An apparatus of the above kind is known which comprises a hand-held and/or tripod mountable master and slave units. In use of the apparatus the slave unit is placed at a location whose distance from the master unit is to be measured. Each unit has a respective transmitter circuit for transmitting towards the other unit a burst of ultrasound and each unit has a respective receiver circuit to detect the burst of ultrasound transmitted by the other unit.
The measuring process starts when a `GO` or start button is pressed which causes the master unit to transmit a short ultrasonic burst to the slave unit, which responds to the detection of such burst by transmitting a short ultrasonic return burst back to the master unit. The master unit determines the distance between the master and slave units based upon the time elapsed between the transmission of the outward burst by the master unit and the detection of the return burst by the master unit.
This elapsed time (which represents double the desired distance) is used, according to a well known equation, including air temperature which is sampled and supplied as an input quantity, to calculate the distance travelled in air equivalent to half the elapsed time, which is then displayed on a suitable display.
This known apparatus has several major disadvantages, and the present invention and preferred embodiment seek to mitigate these disadvantages.
The prior art apparatus referred to above uses two different ultrasonic transmission frequencies for the master unit and slave unit, 25 KHz for the master unit and 40 KHz for the slave unit. The reason for this is to attempt to make the master unit receiver circuit immune to unwanted echoes of its own outward burst, so that only a return burst from the slave unit is detected.
This works quite well in open spaces.
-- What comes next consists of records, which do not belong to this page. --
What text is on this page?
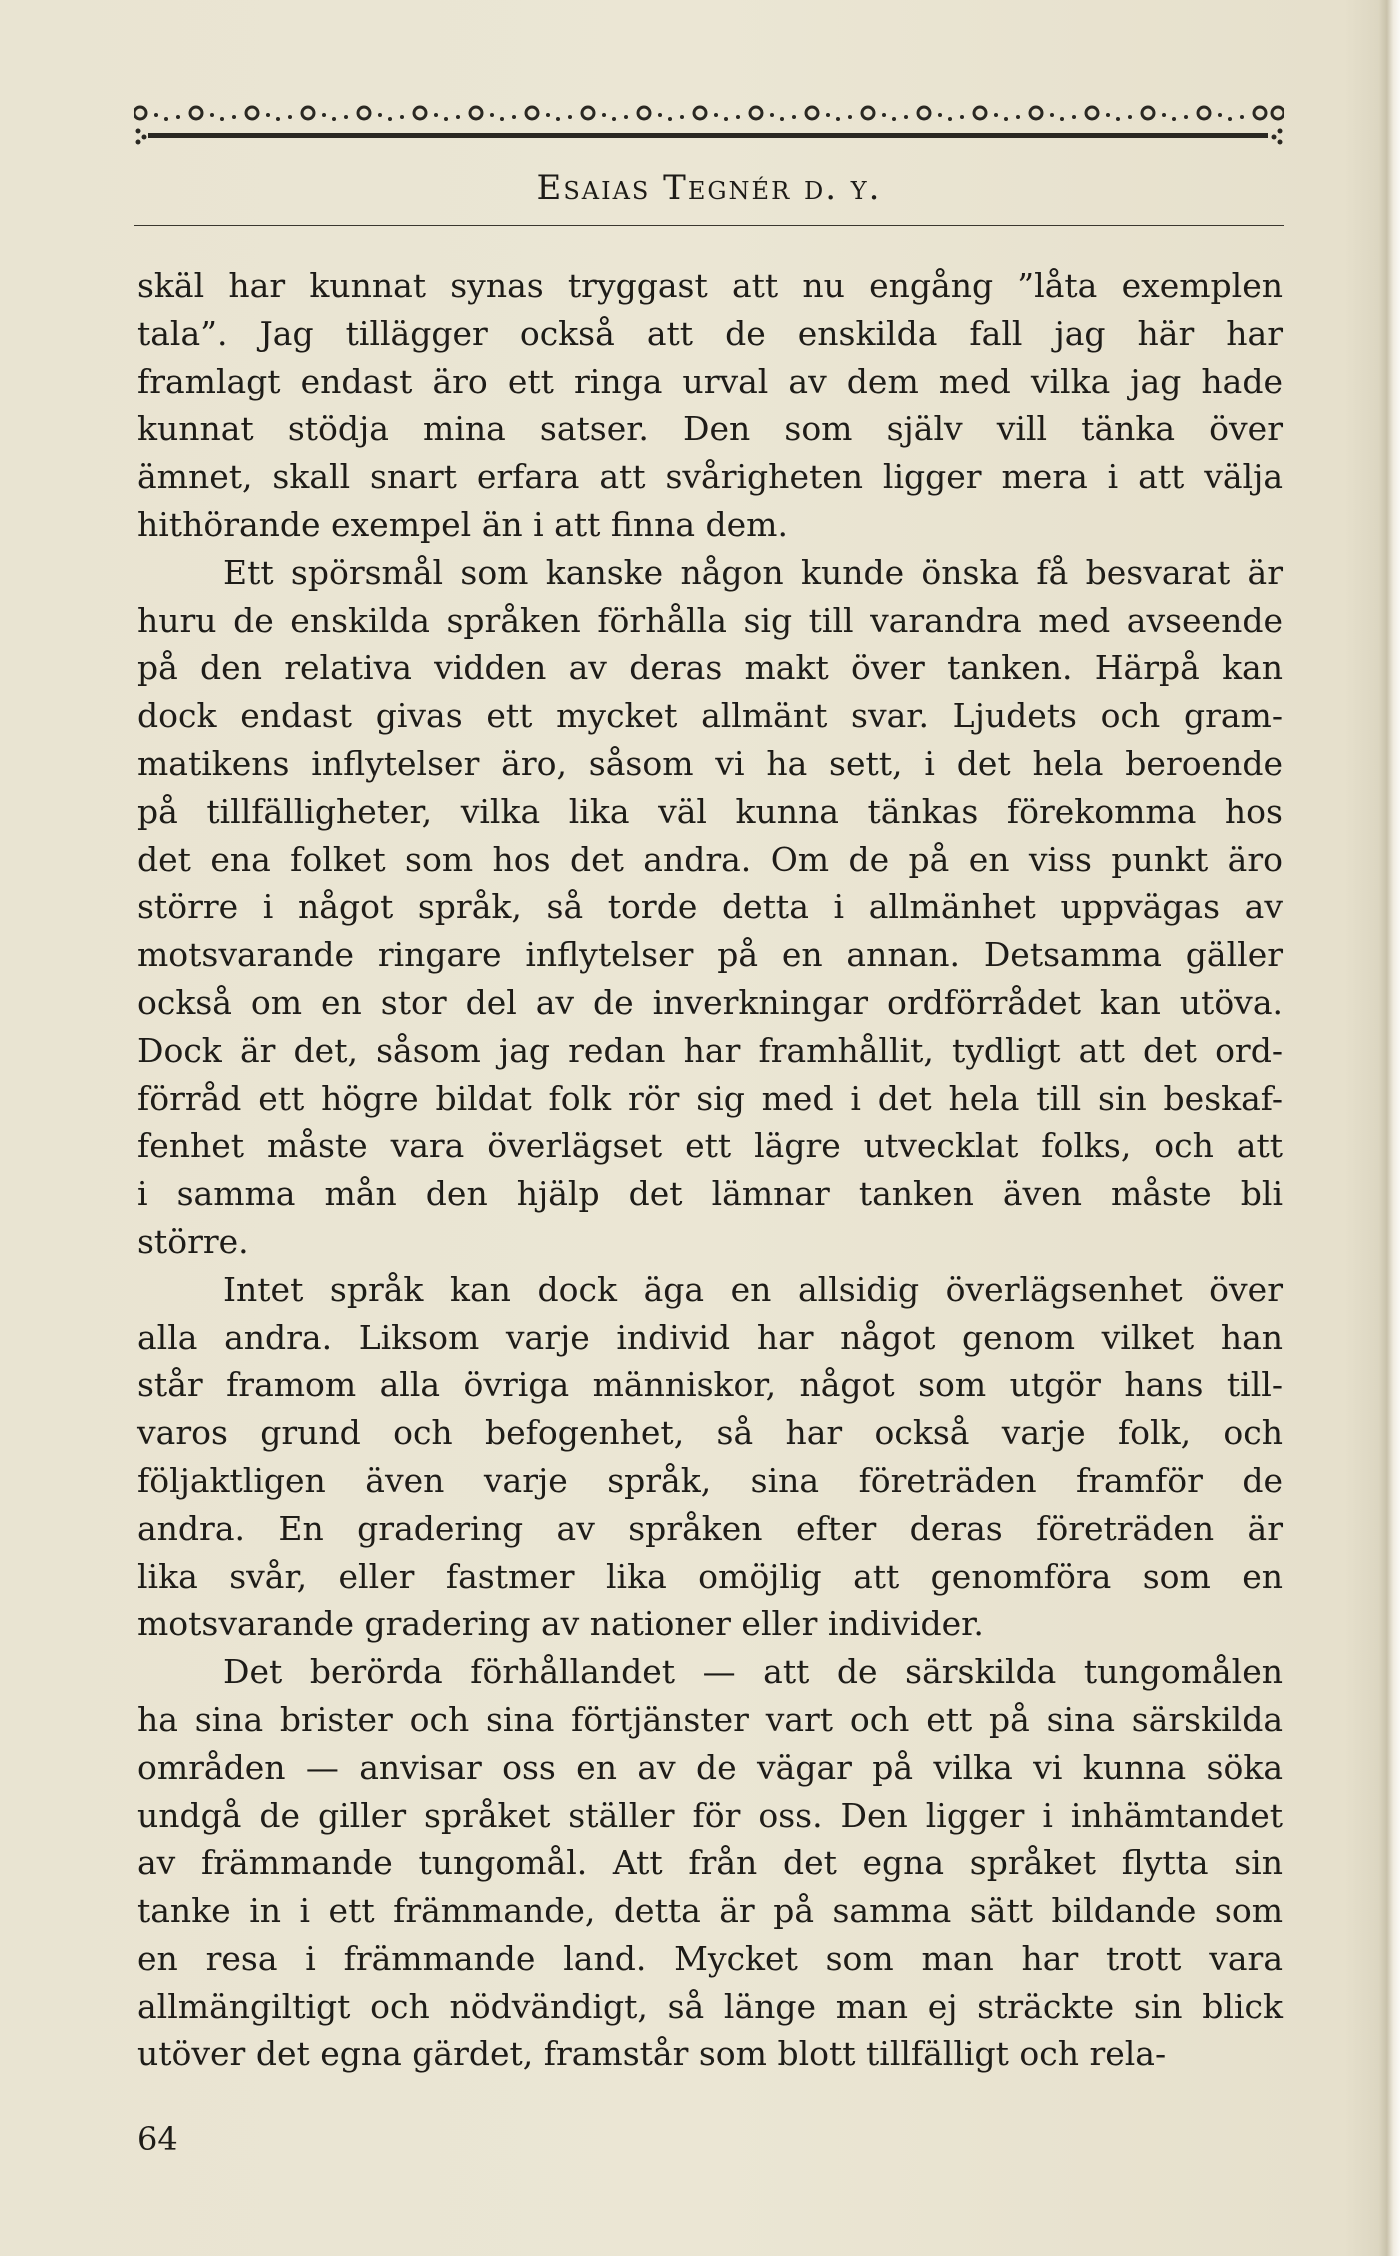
Esaias Tegnér d. y.
skäl har kunnat synas tryggast att nu engång ”låta exemplen
tala”. Jag tillägger också att de enskilda fall jag här har
framlagt endast äro ett ringa urval av dem med vilka jag hade
kunnat stödja mina satser. Den som själv vill tänka över
ämnet, skall snart erfara att svårigheten ligger mera i att välja
hithörande exempel än i att finna dem.
Ett spörsmål som kanske någon kunde önska få besvarat är
huru de enskilda språken förhålla sig till varandra med avseende
på den relativa vidden av deras makt över tanken. Härpå kan
dock endast givas ett mycket allmänt svar. Ljudets och gram-
matikens inflytelser äro, såsom vi ha sett, i det hela beroende
på tillfälligheter, vilka lika väl kunna tänkas förekomma hos
det ena folket som hos det andra. Om de på en viss punkt äro
större i något språk, så torde detta i allmänhet uppvägas av
motsvarande ringare inflytelser på en annan. Detsamma gäller
också om en stor del av de inverkningar ordförrådet kan utöva.
Dock är det, såsom jag redan har framhållit, tydligt att det ord-
förråd ett högre bildat folk rör sig med i det hela till sin beskaf-
fenhet måste vara överlägset ett lägre utvecklat folks, och att
i samma mån den hjälp det lämnar tanken även måste bli
större.
Intet språk kan dock äga en allsidig överlägsenhet över
alla andra. Liksom varje individ har något genom vilket han
står framom alla övriga människor, något som utgör hans till-
varos grund och befogenhet, så har också varje folk, och
följaktligen även varje språk, sina företräden framför de
andra. En gradering av språken efter deras företräden är
lika svår, eller fastmer lika omöjlig att genomföra som en
motsvarande gradering av nationer eller individer.
Det berörda förhållandet — att de särskilda tungomålen
ha sina brister och sina förtjänster vart och ett på sina särskilda
områden — anvisar oss en av de vägar på vilka vi kunna söka
undgå de giller språket ställer för oss. Den ligger i inhämtandet
av främmande tungomål. Att från det egna språket flytta sin
tanke in i ett främmande, detta är på samma sätt bildande som
en resa i främmande land. Mycket som man har trott vara
allmängiltigt och nödvändigt, så länge man ej sträckte sin blick
utöver det egna gärdet, framstår som blott tillfälligt och rela-
64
However, in a cluttered environment, and despite the different return frequency, the master unit receiver circuit will nevertheless respond to high level echoes of its own outward burst bouncing off nearby objects, thereby giving false readings.
To avoid this one would need highly sophisticated and hence expensive filters in the master unit receiver circuit to reliably discriminate between e.g. a `faint` 40 KHz return burst from the slave unit and a `loud` 25 KHz echo from a nearby object.
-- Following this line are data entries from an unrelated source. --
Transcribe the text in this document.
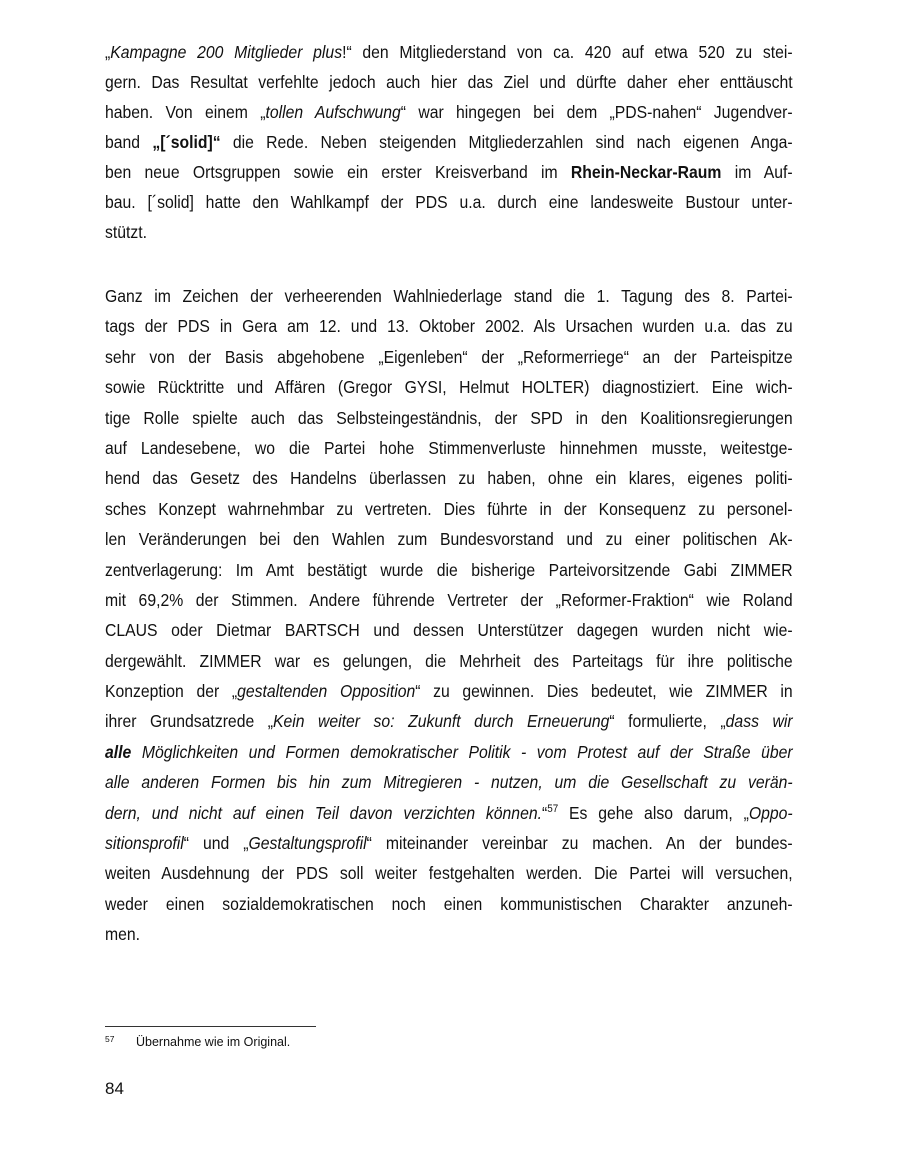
„Kampagne 200 Mitglieder plus!“ den Mitgliederstand von ca. 420 auf etwa 520 zu stei-
gern. Das Resultat verfehlte jedoch auch hier das Ziel und dürfte daher eher enttäuscht
haben. Von einem „tollen Aufschwung“ war hingegen bei dem „PDS-nahen“ Jugendver-
band „[´solid]“ die Rede. Neben steigenden Mitgliederzahlen sind nach eigenen Anga-
ben neue Ortsgruppen sowie ein erster Kreisverband im Rhein-Neckar-Raum im Auf-
bau. [´solid] hatte den Wahlkampf der PDS u.a. durch eine landesweite Bustour unter-
stützt.
Ganz im Zeichen der verheerenden Wahlniederlage stand die 1. Tagung des 8. Partei-
tags der PDS in Gera am 12. und 13. Oktober 2002. Als Ursachen wurden u.a. das zu
sehr von der Basis abgehobene „Eigenleben“ der „Reformerriege“ an der Parteispitze
sowie Rücktritte und Affären (Gregor GYSI, Helmut HOLTER) diagnostiziert. Eine wich-
tige Rolle spielte auch das Selbsteingeständnis, der SPD in den Koalitionsregierungen
auf Landesebene, wo die Partei hohe Stimmenverluste hinnehmen musste, weitestge-
hend das Gesetz des Handelns überlassen zu haben, ohne ein klares, eigenes politi-
sches Konzept wahrnehmbar zu vertreten. Dies führte in der Konsequenz zu personel-
len Veränderungen bei den Wahlen zum Bundesvorstand und zu einer politischen Ak-
zentverlagerung: Im Amt bestätigt wurde die bisherige Parteivorsitzende Gabi ZIMMER
mit 69,2% der Stimmen. Andere führende Vertreter der „Reformer-Fraktion“ wie Roland
CLAUS oder Dietmar BARTSCH und dessen Unterstützer dagegen wurden nicht wie-
dergewählt. ZIMMER war es gelungen, die Mehrheit des Parteitags für ihre politische
Konzeption der „gestaltenden Opposition“ zu gewinnen. Dies bedeutet, wie ZIMMER in
ihrer Grundsatzrede „Kein weiter so: Zukunft durch Erneuerung“ formulierte, „dass wir
alle Möglichkeiten und Formen demokratischer Politik - vom Protest auf der Straße über
alle anderen Formen bis hin zum Mitregieren - nutzen, um die Gesellschaft zu verän-
dern, und nicht auf einen Teil davon verzichten können.“$^{57}$ Es gehe also darum, „Oppo-
sitionsprofil“ und „Gestaltungsprofil“ miteinander vereinbar zu machen. An der bundes-
weiten Ausdehnung der PDS soll weiter festgehalten werden. Die Partei will versuchen,
weder einen sozialdemokratischen noch einen kommunistischen Charakter anzuneh-
men.
57 Übernahme wie im Original.
84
Instead, however, the prior art apparatus overcomes the problem by taking up to 25 successive measurements, and only displays a reading when four measurements coincide. This can take several seconds per reading, and the need to have four coincident measurements militates against the user holding a master unit and moving slowly but continuously towards or away from a static slave unit with the `GO` button continuously pressed in order to establish a desired distance from the slave unit.